Perrigo’s crash causes worst drop to Israeli stocks since 2011
| Reuters Photo


Generic drugmaker Perrigo's record losses on Friday caused Israeli stock market to post its worst declines since 2011.

Perrigo, a pharmaceutical company located in Ireland due to tax reasons, is traded on NYSE and Israel's TA-35 index as a result of a merger with an Israeli firm in 2010.

The drugmaker's stocks suffered nearly 30 percent losses in both NYSE and TA-35 after news broke out that Irish authorities want the company to pay almost $2 billion in back taxes.

Perrigo's slump triggered a decline in TA-35 and the index fell as much as 5 percent, making it the worst decline for a session in more than seven years.

On Friday, Ireland's tax authorities have demanded that Perrigo, formerly known as Elan, pay 1.64 billion euros ($1.9 billion) in taxes relating to the calendar year 2013, a U.S. securities filing showed.

It is one of the biggest demands for back taxes ever made in Ireland, although well below EU antitrust regulators' demand in 2016 that Apple pay the Irish government 13 billion euros.

According to the filing, Irish Revenue Commissioners say that intellectual property sales by Elan Pharma, including multiple sclerosis drug Tysabri, was taxed as trading income at 12.5 percent, when it should have been treated as a chargeable gain at a rate of 33 percent.

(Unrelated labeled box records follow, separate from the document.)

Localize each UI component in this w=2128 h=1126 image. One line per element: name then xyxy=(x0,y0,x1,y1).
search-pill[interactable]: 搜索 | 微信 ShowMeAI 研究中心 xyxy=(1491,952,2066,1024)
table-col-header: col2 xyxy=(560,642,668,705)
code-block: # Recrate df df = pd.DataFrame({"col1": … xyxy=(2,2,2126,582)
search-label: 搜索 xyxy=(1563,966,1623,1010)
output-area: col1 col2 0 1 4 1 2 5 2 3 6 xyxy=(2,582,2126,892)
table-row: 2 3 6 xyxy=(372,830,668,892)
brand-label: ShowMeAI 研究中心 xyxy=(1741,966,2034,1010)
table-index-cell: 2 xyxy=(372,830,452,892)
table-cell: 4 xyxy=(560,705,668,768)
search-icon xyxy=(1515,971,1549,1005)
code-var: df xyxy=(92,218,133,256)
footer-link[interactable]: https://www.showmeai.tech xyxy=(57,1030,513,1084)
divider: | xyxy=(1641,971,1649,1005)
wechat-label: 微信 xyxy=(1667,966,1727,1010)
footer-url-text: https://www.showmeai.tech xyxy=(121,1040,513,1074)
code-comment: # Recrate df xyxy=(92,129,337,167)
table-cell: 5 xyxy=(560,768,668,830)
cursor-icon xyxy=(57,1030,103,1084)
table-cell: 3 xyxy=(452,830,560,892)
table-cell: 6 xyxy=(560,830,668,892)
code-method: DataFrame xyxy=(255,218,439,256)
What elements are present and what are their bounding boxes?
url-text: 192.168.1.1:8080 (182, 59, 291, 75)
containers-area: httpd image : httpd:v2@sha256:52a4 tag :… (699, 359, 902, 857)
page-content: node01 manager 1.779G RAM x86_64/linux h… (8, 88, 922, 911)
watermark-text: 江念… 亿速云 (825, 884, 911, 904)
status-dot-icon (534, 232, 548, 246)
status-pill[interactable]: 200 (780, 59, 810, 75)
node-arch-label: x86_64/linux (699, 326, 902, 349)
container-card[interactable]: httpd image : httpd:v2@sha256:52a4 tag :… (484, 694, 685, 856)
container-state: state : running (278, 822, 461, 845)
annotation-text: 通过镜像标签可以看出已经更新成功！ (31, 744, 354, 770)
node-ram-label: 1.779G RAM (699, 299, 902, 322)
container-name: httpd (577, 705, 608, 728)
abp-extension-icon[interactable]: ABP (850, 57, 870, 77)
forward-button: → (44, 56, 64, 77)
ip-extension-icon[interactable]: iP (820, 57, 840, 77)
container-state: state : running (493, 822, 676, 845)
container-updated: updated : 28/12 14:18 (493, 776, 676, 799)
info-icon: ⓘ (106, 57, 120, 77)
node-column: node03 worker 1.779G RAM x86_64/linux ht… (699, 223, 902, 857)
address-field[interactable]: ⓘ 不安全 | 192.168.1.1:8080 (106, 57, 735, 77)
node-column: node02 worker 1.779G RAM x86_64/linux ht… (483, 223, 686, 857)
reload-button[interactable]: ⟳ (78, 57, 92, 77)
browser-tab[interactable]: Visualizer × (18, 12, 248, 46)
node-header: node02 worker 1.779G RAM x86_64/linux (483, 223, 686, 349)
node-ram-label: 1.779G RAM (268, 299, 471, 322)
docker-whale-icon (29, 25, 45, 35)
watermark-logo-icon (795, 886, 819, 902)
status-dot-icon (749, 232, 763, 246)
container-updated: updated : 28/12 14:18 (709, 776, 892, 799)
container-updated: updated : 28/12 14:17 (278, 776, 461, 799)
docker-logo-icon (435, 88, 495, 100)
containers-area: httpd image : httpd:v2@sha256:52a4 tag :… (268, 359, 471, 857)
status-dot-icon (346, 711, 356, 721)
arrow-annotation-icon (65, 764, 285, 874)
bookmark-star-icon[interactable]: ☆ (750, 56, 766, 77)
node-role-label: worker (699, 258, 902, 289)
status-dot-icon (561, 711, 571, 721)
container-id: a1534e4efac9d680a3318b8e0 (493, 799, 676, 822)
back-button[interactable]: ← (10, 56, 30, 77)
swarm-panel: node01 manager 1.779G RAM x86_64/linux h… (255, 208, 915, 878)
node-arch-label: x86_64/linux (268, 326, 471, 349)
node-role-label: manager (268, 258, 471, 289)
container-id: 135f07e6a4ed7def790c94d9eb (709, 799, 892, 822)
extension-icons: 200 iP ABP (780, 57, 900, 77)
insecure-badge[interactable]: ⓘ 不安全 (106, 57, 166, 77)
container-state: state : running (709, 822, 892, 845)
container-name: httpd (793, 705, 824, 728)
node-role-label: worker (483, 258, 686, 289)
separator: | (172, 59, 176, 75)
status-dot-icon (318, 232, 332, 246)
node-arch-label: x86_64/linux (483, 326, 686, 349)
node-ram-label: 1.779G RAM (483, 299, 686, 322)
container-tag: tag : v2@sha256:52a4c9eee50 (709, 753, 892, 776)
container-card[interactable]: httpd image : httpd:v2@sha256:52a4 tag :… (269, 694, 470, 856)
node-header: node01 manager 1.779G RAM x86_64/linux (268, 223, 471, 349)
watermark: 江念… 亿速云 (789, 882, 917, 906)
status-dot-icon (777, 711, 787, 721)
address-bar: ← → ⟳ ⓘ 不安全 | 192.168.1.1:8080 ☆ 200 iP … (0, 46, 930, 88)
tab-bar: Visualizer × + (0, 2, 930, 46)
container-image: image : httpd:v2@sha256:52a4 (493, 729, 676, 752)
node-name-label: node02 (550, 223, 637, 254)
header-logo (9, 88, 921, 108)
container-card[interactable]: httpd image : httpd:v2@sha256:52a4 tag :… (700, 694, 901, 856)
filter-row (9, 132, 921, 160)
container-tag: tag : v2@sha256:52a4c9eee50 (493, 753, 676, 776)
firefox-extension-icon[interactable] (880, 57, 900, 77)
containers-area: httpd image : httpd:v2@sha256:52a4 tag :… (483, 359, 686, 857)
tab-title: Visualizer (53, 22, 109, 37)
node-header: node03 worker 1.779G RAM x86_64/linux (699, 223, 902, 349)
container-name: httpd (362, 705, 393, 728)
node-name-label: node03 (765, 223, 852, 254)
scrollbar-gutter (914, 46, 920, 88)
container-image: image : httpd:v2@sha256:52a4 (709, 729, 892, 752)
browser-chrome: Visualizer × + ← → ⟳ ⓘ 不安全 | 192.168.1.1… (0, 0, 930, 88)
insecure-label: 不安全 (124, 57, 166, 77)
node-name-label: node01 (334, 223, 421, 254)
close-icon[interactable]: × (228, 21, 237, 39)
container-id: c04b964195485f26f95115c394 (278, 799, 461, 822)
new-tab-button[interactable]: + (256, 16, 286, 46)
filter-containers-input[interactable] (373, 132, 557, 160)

Perrigo, said in the filing that it strongly disputes the Revenue's assessment and will appeal.

It said the demand relates to the taxation of Elan Pharma's sales in April 2013 of Tysabri intellectual property and related assets to Biogen Idec, eight months before Perrigo bought Elan.

Perrigo said the Irish Revenue Commissioners submitted an audit findings letter to Elan Pharma in October 2018 and invited the company to bring any areas of disagreement to the authority's attention, which led to a meeting with the tax authority and two written submissions.

"However, less than a month later — at a time when Perrigo believed that discussions concerning the matter were ongoing —Irish Revenue issued the NoA (Notice of Amended Assessment)," Perrigo said in the filing.

The Revenue Commissioners told Perrigo that no further information would be provided to clarify the basis of its assessment and that Perrigo should file its appeal by Dec. 28.

In 2016, EU antitrust regulators' demanded that Apple pay 13 billion euros in taxes plus interest to the Irish government after ruling that a special scheme to route profits through Ireland was illegal state aid.